Today, I plan to do it again. Not a full short story. I won’t have time as it is a very busy day of cleaning, cooking, the plumber, and social events (plural!). However, I want to start the story, and finish it tomorrow. The goal is to have about ten thousand words of fresh new material for the collection, which I plan to collate and prepare for publishing Sunday night, shooting for publication on Monday. This is a highly compressed timeline. I can manage it because I have the tools, the skills, and the experience. Again. I’m not special. You could do this, if you so chose. I’m pushing myself because just like a muscle, the brain responds to stretching and pulling in moderate amounts.

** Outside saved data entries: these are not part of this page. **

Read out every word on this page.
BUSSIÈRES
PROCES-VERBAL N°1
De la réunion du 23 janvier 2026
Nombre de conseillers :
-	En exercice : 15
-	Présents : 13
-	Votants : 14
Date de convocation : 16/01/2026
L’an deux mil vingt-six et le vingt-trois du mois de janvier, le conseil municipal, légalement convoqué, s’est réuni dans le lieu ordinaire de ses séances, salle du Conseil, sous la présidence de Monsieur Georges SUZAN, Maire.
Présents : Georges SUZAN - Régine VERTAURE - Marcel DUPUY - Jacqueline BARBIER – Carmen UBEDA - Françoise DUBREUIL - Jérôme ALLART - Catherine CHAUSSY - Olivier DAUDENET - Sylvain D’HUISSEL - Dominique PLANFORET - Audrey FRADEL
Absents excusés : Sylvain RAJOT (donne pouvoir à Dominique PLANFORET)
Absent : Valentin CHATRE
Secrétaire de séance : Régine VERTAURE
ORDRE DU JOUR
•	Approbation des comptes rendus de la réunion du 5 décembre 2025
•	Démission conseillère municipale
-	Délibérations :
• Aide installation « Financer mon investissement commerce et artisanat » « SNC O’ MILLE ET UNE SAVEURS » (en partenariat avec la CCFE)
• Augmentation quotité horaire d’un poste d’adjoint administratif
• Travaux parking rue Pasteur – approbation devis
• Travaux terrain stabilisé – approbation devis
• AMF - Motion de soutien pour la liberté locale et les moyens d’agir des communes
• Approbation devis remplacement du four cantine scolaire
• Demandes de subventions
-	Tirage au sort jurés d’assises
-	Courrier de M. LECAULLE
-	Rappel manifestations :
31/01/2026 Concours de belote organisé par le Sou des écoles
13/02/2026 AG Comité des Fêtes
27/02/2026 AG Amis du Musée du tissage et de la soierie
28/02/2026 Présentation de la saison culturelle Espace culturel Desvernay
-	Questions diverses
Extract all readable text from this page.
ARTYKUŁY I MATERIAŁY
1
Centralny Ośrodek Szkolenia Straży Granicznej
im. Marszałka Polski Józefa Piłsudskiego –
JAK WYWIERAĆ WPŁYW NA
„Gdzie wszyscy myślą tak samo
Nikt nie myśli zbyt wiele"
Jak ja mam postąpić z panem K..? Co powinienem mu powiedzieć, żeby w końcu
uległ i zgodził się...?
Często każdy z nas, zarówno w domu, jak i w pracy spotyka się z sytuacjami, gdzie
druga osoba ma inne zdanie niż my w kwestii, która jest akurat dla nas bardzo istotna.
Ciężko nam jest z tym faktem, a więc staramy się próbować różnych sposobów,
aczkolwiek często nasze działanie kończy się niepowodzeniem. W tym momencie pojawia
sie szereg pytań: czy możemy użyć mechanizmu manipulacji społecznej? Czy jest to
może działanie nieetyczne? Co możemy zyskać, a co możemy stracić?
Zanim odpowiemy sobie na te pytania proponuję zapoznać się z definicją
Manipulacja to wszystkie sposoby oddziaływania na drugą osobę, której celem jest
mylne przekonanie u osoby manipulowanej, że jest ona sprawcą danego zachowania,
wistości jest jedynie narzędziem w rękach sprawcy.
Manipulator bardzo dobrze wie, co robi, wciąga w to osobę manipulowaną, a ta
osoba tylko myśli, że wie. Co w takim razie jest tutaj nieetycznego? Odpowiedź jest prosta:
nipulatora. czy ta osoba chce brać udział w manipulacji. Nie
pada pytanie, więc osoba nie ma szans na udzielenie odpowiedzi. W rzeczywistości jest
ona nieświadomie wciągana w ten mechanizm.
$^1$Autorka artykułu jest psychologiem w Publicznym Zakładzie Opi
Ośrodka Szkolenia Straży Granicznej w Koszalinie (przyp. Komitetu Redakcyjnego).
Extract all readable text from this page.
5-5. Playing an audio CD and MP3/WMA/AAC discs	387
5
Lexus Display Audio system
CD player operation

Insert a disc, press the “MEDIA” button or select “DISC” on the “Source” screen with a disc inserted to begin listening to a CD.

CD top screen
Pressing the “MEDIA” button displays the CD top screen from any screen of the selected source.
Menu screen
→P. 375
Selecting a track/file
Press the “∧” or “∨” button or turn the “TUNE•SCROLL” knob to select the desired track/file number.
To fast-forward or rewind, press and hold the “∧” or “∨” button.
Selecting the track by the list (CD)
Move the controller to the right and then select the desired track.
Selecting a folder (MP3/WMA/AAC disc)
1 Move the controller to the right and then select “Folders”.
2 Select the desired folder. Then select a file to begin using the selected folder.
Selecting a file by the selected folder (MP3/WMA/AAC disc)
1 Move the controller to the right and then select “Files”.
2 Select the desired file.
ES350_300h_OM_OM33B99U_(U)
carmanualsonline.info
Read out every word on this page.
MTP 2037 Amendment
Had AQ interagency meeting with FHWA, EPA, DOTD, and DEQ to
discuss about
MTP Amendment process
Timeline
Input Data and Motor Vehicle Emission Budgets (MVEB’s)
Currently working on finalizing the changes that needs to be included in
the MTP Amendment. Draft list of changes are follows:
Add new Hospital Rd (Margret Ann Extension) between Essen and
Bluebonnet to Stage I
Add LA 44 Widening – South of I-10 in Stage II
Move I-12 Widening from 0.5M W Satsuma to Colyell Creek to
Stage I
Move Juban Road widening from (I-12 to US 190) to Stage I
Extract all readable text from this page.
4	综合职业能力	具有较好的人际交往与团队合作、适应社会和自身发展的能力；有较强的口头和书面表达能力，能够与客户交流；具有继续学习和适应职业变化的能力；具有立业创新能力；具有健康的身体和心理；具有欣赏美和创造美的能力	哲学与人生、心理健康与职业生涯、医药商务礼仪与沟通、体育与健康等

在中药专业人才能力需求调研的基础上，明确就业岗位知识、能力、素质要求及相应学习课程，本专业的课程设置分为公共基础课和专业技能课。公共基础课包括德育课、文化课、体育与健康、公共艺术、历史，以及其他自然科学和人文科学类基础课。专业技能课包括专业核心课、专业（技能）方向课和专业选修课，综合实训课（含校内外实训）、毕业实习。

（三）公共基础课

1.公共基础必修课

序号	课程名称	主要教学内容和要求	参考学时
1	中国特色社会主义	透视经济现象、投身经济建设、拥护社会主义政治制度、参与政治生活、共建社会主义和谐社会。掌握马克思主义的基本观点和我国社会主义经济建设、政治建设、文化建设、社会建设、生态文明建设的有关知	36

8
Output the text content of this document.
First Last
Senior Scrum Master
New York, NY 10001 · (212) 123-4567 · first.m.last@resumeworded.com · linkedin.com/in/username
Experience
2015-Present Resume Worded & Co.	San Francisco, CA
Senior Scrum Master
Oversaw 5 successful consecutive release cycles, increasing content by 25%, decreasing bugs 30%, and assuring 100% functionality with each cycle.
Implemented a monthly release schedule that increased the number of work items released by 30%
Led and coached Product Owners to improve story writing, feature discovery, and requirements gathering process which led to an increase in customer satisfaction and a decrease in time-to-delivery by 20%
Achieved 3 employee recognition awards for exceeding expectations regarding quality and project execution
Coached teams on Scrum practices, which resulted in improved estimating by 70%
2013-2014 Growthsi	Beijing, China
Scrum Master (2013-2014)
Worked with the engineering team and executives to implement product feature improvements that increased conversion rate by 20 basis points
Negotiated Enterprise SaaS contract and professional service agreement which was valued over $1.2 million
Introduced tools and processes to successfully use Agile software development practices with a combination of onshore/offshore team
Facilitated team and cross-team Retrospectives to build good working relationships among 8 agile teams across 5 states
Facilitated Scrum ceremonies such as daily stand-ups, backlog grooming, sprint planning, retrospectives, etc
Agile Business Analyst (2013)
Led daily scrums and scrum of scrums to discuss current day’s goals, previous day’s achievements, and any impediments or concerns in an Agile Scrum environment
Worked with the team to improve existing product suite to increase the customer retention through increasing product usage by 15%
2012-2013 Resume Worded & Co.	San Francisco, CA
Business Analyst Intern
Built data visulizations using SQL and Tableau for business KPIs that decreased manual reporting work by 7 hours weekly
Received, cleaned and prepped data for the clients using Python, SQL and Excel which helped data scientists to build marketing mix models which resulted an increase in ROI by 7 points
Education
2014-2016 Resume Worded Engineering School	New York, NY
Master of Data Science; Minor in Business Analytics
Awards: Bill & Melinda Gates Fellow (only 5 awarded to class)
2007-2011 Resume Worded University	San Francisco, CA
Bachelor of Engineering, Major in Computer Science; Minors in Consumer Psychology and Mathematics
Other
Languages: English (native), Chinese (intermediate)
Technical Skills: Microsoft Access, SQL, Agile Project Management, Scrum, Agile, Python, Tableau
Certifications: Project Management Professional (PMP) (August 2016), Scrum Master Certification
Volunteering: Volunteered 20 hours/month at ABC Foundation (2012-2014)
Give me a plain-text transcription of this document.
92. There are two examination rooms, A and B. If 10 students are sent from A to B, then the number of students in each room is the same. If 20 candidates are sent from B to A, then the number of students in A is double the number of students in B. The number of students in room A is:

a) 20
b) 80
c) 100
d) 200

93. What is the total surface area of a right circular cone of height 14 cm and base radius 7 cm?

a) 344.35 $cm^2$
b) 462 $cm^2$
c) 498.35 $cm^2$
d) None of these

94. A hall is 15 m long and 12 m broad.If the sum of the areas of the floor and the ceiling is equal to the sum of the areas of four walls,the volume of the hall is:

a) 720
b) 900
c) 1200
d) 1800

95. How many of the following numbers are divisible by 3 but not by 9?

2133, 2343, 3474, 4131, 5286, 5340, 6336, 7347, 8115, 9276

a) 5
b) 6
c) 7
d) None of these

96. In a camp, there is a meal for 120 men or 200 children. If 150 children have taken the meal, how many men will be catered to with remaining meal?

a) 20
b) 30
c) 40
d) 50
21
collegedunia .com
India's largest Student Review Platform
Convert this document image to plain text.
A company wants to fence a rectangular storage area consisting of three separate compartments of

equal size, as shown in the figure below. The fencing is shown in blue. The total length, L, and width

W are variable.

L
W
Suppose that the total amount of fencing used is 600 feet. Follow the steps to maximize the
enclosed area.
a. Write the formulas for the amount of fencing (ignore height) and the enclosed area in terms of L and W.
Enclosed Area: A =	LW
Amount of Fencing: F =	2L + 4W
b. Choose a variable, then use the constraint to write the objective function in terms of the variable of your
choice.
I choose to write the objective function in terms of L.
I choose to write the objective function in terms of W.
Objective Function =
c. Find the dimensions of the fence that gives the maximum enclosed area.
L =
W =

I have no intention of burning myself out, in April I will be maintaining a much more temperate pace, but still writing like it is my day job, keeping a similar schedule to what I have done for the last three years. Discipline: that’s what this all boils down to.

I don’t anticipate being a full-time writer for the rest of my days, although it does sound awfully nice if I don’t think too hard about being wholly self-employed with all the attendant worries and tasks entailed. I have no less than four novels partly written, a novella queued up for April publication (I have to finish it!) and a number of novels I’d like to get written sooner than later. I mean to take advantage of every bit of this time I have been given, and do useful things which will also make me happy in it.

5 responses to “Rubber Duckie”

  1. You write it, I’ll read it! One a month? Excellent!

  2. And the plumber arrived bright and early at 8 am! We found the leak, a foot down through clay and stone. Imma have to write faster, because I don’t know what this is going to cost…

  3. Oddly enough I have had more short stories recently than I have had in a while.

    I’m wrestling with the notion of whether I should just release the collection rather than also release the stories individually. (Epub, of course. Collections get dead-tree as well, but stories are too short.)

  4. I feel you on the “cannot outline” – I realized that’s the problem I’m currently having. Yes, the workshop unstuck the W(N)IP and made it a WIP again. Yes, it helped see where I went wrong, and what would make it so much better. Yes, I learned good tools.

    Unfortunately, my brain now thinks it’s done, and doesn’t *want* to edit… words onto a blank page.

    1. I sometimes cope with “know it all, bored now” by blurting it out in dictation, but it took several years and a lot of annoying computer stuff to minimize the annoying “dictation cleanup” phase, so it’s not the best possible solution.

      To Cedar: go for it! I’m not brave enough or industrious enough to leave the day job, but I will be following your adventures with interest.